There are other easier—although less accurate—options available. But if the results of one of these tests are positive, you’ll still need to have a colonoscopy.

Fecal immunochemical test (FIT): This test looks for hidden blood in your stool, which suggests polyps or even cancer. Your doctor will give you a FIT test kit to use at home. You take a small sample of stool, and mail it to a lab to be analyzed. You don’t need to do any prep. The cost of the annual test is covered by insurance and Medicare. FIT has an almost 80% accuracy rate for detecting colon cancer, but it detects only about 28% of advanced polyps that might turn into cancer.

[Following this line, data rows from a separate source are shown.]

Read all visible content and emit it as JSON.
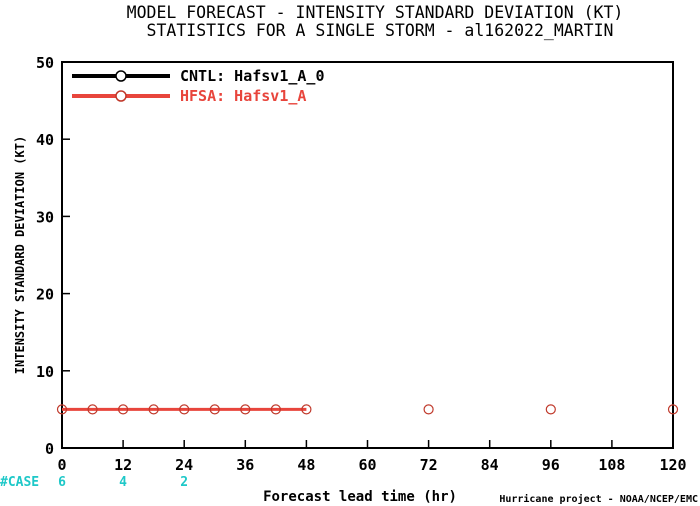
{
  "chart_data": {
    "type": "line",
    "title_line1": "MODEL FORECAST - INTENSITY STANDARD DEVIATION (KT)",
    "title_line2": "STATISTICS FOR A SINGLE STORM - al162022_MARTIN",
    "xlabel": "Forecast lead time (hr)",
    "ylabel": "INTENSITY STANDARD DEVIATION (KT)",
    "credit": "Hurricane project - NOAA/NCEP/EMC",
    "xlim": [
      0,
      120
    ],
    "ylim": [
      0,
      50
    ],
    "xticks": [
      0,
      12,
      24,
      36,
      48,
      60,
      72,
      84,
      96,
      108,
      120
    ],
    "yticks": [
      0,
      10,
      20,
      30,
      40,
      50
    ],
    "grid": false,
    "legend_position": "top-left",
    "series": [
      {
        "name": "CNTL: Hafsv1_A_0",
        "color": "#000000",
        "x": [],
        "y": []
      },
      {
        "name": "HFSA: Hafsv1_A",
        "color": "#e8453c",
        "marker_color": "#c0392b",
        "line_x": [
          0,
          6,
          12,
          18,
          24,
          30,
          36,
          42,
          48
        ],
        "line_y": [
          5,
          5,
          5,
          5,
          5,
          5,
          5,
          5,
          5
        ],
        "x": [
          0,
          6,
          12,
          18,
          24,
          30,
          36,
          42,
          48,
          72,
          96,
          120
        ],
        "y": [
          5,
          5,
          5,
          5,
          5,
          5,
          5,
          5,
          5,
          5,
          5,
          5
        ]
      }
    ],
    "case_label": "#CASE",
    "case_color": "#1ec8c8",
    "case_counts": [
      {
        "x": 0,
        "value": "6"
      },
      {
        "x": 12,
        "value": "4"
      },
      {
        "x": 24,
        "value": "2"
      }
    ]
  }
}
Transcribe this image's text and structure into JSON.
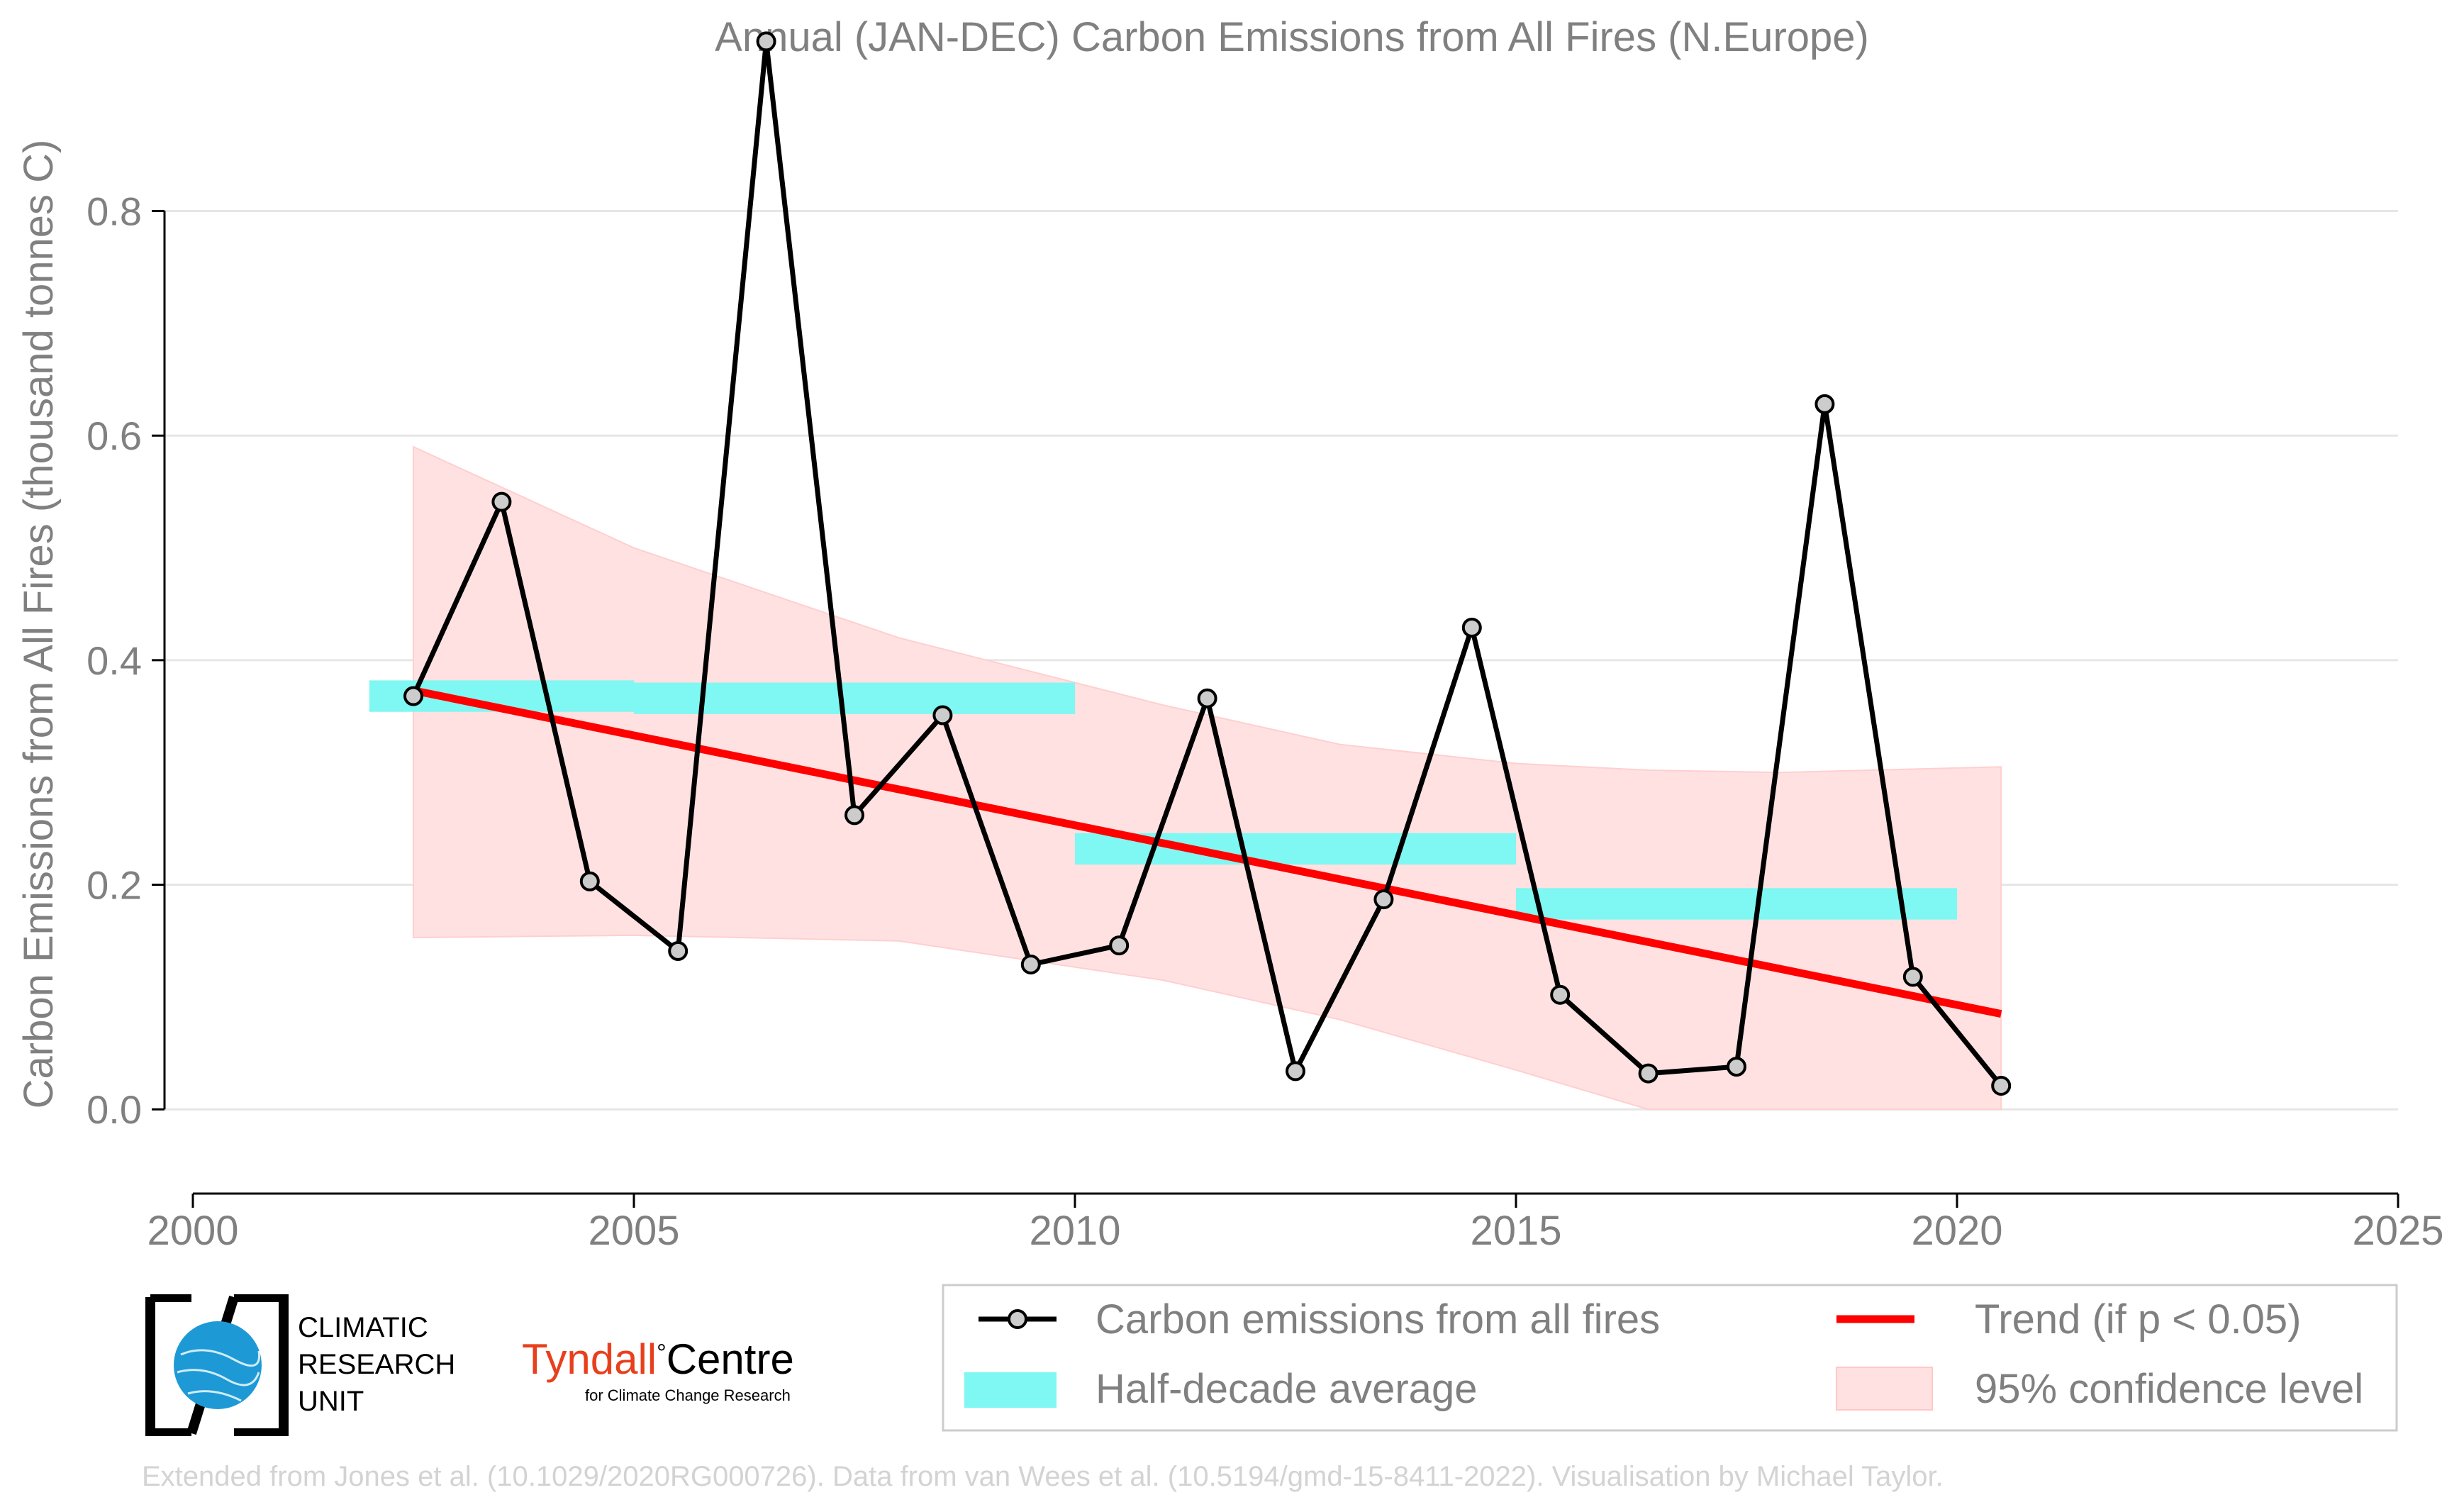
{
  "chart_data": {
    "type": "line",
    "title": "Annual (JAN-DEC) Carbon Emissions from All Fires (N.Europe)",
    "xlabel": "",
    "ylabel": "Carbon Emissions from All Fires (thousand tonnes C)",
    "xlim": [
      2000,
      2025
    ],
    "ylim": [
      -0.075,
      0.95
    ],
    "x_ticks": [
      2000,
      2005,
      2010,
      2015,
      2020,
      2025
    ],
    "x_tick_labels": [
      "2000",
      "2005",
      "2010",
      "2015",
      "2020",
      "2025"
    ],
    "y_ticks": [
      0.0,
      0.2,
      0.4,
      0.6,
      0.8
    ],
    "y_tick_labels": [
      "0.0",
      "0.2",
      "0.4",
      "0.6",
      "0.8"
    ],
    "grid": "horizontal",
    "series": [
      {
        "name": "Carbon emissions from all fires",
        "x": [
          2002.5,
          2003.5,
          2004.5,
          2005.5,
          2006.5,
          2007.5,
          2008.5,
          2009.5,
          2010.5,
          2011.5,
          2012.5,
          2013.5,
          2014.5,
          2015.5,
          2016.5,
          2017.5,
          2018.5,
          2019.5,
          2020.5
        ],
        "values": [
          0.368,
          0.541,
          0.203,
          0.141,
          0.951,
          0.262,
          0.351,
          0.129,
          0.146,
          0.366,
          0.034,
          0.187,
          0.429,
          0.102,
          0.032,
          0.038,
          0.628,
          0.118,
          0.021
        ],
        "color": "#000000"
      },
      {
        "name": "Half-decade average",
        "segments": [
          {
            "x0": 2002,
            "x1": 2005,
            "value": 0.368
          },
          {
            "x0": 2005,
            "x1": 2010,
            "value": 0.366
          },
          {
            "x0": 2010,
            "x1": 2015,
            "value": 0.232
          },
          {
            "x0": 2015,
            "x1": 2020,
            "value": 0.183
          }
        ],
        "color": "#7ff7f2"
      },
      {
        "name": "Trend (if p < 0.05)",
        "x": [
          2002.5,
          2020.5
        ],
        "values": [
          0.373,
          0.085
        ],
        "color": "#ff0000"
      },
      {
        "name": "95% confidence level",
        "x": [
          2002.5,
          2005,
          2008,
          2011,
          2013,
          2015,
          2016.5,
          2018,
          2020.5
        ],
        "upper": [
          0.59,
          0.5,
          0.42,
          0.36,
          0.325,
          0.308,
          0.302,
          0.3,
          0.305
        ],
        "lower": [
          0.153,
          0.155,
          0.15,
          0.115,
          0.08,
          0.035,
          0.0,
          0.0,
          0.0
        ],
        "color": "#ffe1e1"
      }
    ],
    "legend": {
      "position": "bottom-right",
      "entries": [
        "Carbon emissions from all fires",
        "Trend (if p < 0.05)",
        "Half-decade average",
        "95% confidence level"
      ]
    }
  },
  "logos": {
    "cru_line1": "CLIMATIC",
    "cru_line2": "RESEARCH",
    "cru_line3": "UNIT",
    "tyndall_name": "Tyndall",
    "tyndall_degree": "°",
    "tyndall_centre": "Centre",
    "tyndall_sub": "for Climate Change Research"
  },
  "footer": "Extended from Jones et al. (10.1029/2020RG000726). Data from van Wees et al. (10.5194/gmd-15-8411-2022). Visualisation by Michael Taylor.",
  "colors": {
    "text_grey": "#808080",
    "grid": "#e6e6e6",
    "tyndall_red": "#e8401c",
    "cru_blue": "#1d9ad6"
  }
}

Cologuard. This screening kit looks for hidden blood as well as altered DNA in stool. Your doctor will order the test, and you will receive the collection kit in the mail. You do the test at home every three years and send stool samples to Cologuard via UPS. No special prep or change to your diet or medication schedule is required. Cologuard, which is covered by Medicare and most insurers, detects 92% of colon cancers but only 42% of large precancerous polyps. It also may provide a false-positive—indicating that you might have cancer when you don’t.

Blood test. In 2016, the Food and Drug Administration approved the Epi proColon test that looks for circulating DNA and markers of colon cancer in blood. This “liquid biopsy” is offered to people who refuse other forms of screening. While relatively sensitive for detecting late-stage cancer, the test’s sensitivity for detecting early-stage cancer or polyps in the colon is low. For this reason and because of its high false-positive rate, this test is not recommended in the screening guidelines, and the cost is not covered by Medicare or private insurers.